Chief scientist at NASA makes the bold statement that alien life will be found soon and here’s why.
Earlier this week while on a panel, NASA’s chief scientist, Ellen Stofan announced, “I believe we are going to have strong indications of life beyond Earth in the next decade and definitive evidence in the next 10 to 20 years. We know where to look, we know how to look, and in most cases we have the technology.”
While this bold announcement is making waves around the world, it is most likely to be some sort of evidence of microbial life rather than any of our wilder dreams of first contact with an E.T.. Still, to many this is just a publicity stunt for a brash prediction.
However, Stofan isn’t on her own in predicting this; the scientists studying worlds both in our own solar system and those of distant stars are of a similar mindset, predicting that we are about to find quite a bit about the existence of extraterrestrial life by mid-century. This will likely be due to new telescopes coming online within five to ten years from now, giving us new capabilities in the hunt for life.
It’s been years since scientists came up with the assumption of a ‘habitable zone‘ which is the area around a star close enough that water won’t freeze and not too close as to force it to boil away. It has been thought that liquid water is a necessary medium for life to develop. In our own solar system, the only other planet within the habitable zone, Mars has eluded our attempts to find evidence of life past or present there. Without the evidence for life on Mars, many had given up hope for finding extraterrestrial life under the Sun.
One bit of recent excitement however, has been evidence of liquid water oceans in at least three locations outside of the habitable zone, including Europa and Ganymede (moons of Jupiter) and Enceladus, (a moon of Saturn).
Scientists believe that all three moons mentioned contain vast liquid oceans of water below their icy surfaces. The water stays liquid by various ways such as tidal heating, even though they are so far away from the Sun’s warm rays.
The best part is that space probes and telescopes have given data that suggest the moons may have other key elements for life. “We think Europa has the ingredients for life,” said Robert Pappalardo, a scientist working on NASA’s upcoming Europa mission. “Not just liquid water, but probably the right elements and chemical energy that might permit life, too.”
As there must be some sort of energy source for life to live off of, scientists have hypothesized that hydrothermal vents could be a likely clue. In the depths of the ocean floors on Earth, such vents exist which have entire ecosystems thriving around them, living off of chemicals dissolved in the hot water. Just last month, evidence seems to point to the existence of these types of vents on Enceladus.
These heavenly bodies in our cosmic neighborhood will require probes to actually make the discovery in all likelihood. Currently, there is only one project underway for sending one to Europa in 2025, but as it will be an orbiter, unless it passes through a plume of water with microbes, (and the right equipment), it probably will not be the deliverer of our profound question of “Are we alone?”

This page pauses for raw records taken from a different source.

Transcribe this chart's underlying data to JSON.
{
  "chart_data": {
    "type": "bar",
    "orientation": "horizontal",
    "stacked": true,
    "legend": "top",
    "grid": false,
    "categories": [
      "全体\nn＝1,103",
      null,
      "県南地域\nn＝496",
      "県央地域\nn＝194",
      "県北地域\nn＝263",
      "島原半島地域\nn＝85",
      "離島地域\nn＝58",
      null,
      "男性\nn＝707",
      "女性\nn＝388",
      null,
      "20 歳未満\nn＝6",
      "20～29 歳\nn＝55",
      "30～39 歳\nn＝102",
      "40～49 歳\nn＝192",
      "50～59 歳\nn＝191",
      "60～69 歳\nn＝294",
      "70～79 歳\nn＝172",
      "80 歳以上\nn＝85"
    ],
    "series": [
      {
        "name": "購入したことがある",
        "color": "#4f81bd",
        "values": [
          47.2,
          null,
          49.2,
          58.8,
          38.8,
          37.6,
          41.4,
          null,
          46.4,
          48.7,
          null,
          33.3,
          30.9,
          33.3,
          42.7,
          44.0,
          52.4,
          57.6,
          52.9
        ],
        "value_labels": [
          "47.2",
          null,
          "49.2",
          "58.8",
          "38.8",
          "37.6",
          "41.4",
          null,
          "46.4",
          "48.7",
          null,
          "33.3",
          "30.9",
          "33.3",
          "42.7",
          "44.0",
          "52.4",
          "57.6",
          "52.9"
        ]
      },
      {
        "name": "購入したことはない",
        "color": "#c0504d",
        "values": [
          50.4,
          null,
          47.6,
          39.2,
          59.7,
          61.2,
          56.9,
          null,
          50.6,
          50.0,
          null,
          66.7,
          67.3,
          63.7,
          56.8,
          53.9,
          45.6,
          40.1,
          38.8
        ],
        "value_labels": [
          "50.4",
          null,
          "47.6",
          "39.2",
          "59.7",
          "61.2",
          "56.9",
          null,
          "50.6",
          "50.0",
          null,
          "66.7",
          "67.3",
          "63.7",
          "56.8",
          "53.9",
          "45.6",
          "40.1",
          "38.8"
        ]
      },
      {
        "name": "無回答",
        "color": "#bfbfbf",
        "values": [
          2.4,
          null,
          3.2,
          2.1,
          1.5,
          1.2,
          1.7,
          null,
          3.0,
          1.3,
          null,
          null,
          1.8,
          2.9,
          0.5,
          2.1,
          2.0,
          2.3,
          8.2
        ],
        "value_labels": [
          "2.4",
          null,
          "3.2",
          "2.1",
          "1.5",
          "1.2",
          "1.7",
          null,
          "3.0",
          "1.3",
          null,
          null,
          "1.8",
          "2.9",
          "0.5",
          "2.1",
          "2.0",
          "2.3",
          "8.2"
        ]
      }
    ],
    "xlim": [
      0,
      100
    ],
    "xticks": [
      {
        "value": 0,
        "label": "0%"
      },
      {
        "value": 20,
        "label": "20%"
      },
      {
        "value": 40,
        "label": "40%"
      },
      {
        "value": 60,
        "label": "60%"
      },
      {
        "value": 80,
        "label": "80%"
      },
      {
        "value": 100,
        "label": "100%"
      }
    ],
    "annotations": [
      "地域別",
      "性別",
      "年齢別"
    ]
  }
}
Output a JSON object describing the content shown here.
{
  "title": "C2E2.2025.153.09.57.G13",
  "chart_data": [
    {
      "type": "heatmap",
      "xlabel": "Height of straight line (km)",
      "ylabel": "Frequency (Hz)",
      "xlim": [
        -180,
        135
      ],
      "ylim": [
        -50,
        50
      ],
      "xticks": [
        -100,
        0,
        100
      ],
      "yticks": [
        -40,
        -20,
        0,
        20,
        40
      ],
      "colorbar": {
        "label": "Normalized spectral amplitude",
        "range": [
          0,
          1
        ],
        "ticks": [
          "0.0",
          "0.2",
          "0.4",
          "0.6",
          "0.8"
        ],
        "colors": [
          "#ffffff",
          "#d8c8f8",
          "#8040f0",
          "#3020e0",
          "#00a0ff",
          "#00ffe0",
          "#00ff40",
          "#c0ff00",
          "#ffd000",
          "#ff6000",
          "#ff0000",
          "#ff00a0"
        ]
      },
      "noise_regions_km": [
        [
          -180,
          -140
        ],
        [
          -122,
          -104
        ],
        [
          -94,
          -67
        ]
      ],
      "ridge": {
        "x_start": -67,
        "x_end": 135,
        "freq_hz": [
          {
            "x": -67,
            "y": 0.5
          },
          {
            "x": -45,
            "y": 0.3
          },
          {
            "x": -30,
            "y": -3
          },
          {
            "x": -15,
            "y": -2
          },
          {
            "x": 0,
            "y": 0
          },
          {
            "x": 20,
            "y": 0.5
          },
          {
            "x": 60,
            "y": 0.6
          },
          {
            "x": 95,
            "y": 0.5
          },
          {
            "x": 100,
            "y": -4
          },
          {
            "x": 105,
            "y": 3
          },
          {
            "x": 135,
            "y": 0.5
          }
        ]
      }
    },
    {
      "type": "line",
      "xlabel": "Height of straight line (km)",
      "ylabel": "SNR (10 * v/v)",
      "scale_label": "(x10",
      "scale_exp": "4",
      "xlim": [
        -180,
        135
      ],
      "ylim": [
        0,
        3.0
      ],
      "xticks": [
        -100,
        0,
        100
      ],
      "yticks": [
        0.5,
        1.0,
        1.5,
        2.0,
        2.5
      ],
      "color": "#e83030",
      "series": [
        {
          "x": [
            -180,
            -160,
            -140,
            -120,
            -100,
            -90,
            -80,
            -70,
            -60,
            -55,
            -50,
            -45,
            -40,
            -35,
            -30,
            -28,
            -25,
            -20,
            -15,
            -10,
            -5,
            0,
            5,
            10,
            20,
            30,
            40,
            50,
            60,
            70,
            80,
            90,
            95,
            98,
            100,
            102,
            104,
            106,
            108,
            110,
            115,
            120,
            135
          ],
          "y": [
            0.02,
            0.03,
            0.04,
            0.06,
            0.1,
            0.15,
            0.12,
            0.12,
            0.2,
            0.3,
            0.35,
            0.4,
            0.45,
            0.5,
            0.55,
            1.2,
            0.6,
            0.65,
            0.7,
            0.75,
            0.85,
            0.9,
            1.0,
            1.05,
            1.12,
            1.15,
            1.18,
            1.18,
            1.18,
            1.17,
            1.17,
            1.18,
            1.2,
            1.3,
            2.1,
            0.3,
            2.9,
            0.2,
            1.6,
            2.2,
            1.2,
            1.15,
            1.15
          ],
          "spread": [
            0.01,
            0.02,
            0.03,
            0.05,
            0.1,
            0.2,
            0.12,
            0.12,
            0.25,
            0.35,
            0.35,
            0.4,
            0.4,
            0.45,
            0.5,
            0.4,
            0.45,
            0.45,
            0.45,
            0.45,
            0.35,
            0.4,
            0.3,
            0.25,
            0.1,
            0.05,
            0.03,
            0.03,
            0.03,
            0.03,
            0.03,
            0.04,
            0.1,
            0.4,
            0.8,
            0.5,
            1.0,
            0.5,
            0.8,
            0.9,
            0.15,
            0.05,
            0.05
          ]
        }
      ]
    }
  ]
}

For the longest time, (our entire known history,) there hasn’t been concrete evidence of any planets outside of our solar system. This has changed as our technology improved and we have learned a good deal about other planets orbiting distant stars. In fact, we have found over 1,800 of these exoplanets using telescopes, leading scientists to believe that the majority of stars in our own galaxy have at least one.
What’s more is that some of the planets we are finding are in the habitable zones of their parent stars. If evolution occurs in the way it has on Earth, it is likely that there are other beings on these worlds where we are not even a dot in their starry night skies. Among the billions of planets that are likely to exist in our Milky Way, it is almost a sure bet.
The key to attaining evidence for life on an exoplanet will require finding a potentially habitable one and analyzing the atmosphere for biosignatures, such as dimethyl sulfide gas. On Earth, at least, that is a gas that is only produced by life forms.
Since beginning the discovery of exoplanets, they have mostly been too big, too gaseous or too hot to support life as we know it. As our techniques and technology develop, we have been discovering more of them which are smaller and rockier, much more like our homeworld, Earth. In 2017, the Transiting Exoplanet Survey Satellite will launch, allowing us to find many more. Two more telescopes will come into play: the James Webb Space Telescope, in 2018, and the European Extremely Large Telescope will be built in Chile in 2024. These new astronomer tools will allow much more detailed analysis of these distant worlds’ atmospheres.
Even with an apparent biosignature, it is sure to be open to interpretation (conveniently able to be denied). Finding actual microbes on one of the moons in our solar system would be a much more concrete form of evidence. Yet, with ever increasing technological prowess and confidence in our mathematical hypotheses, given enough time and funding, Stofan’s prediction may turn out to be true. Let us all hope for the best!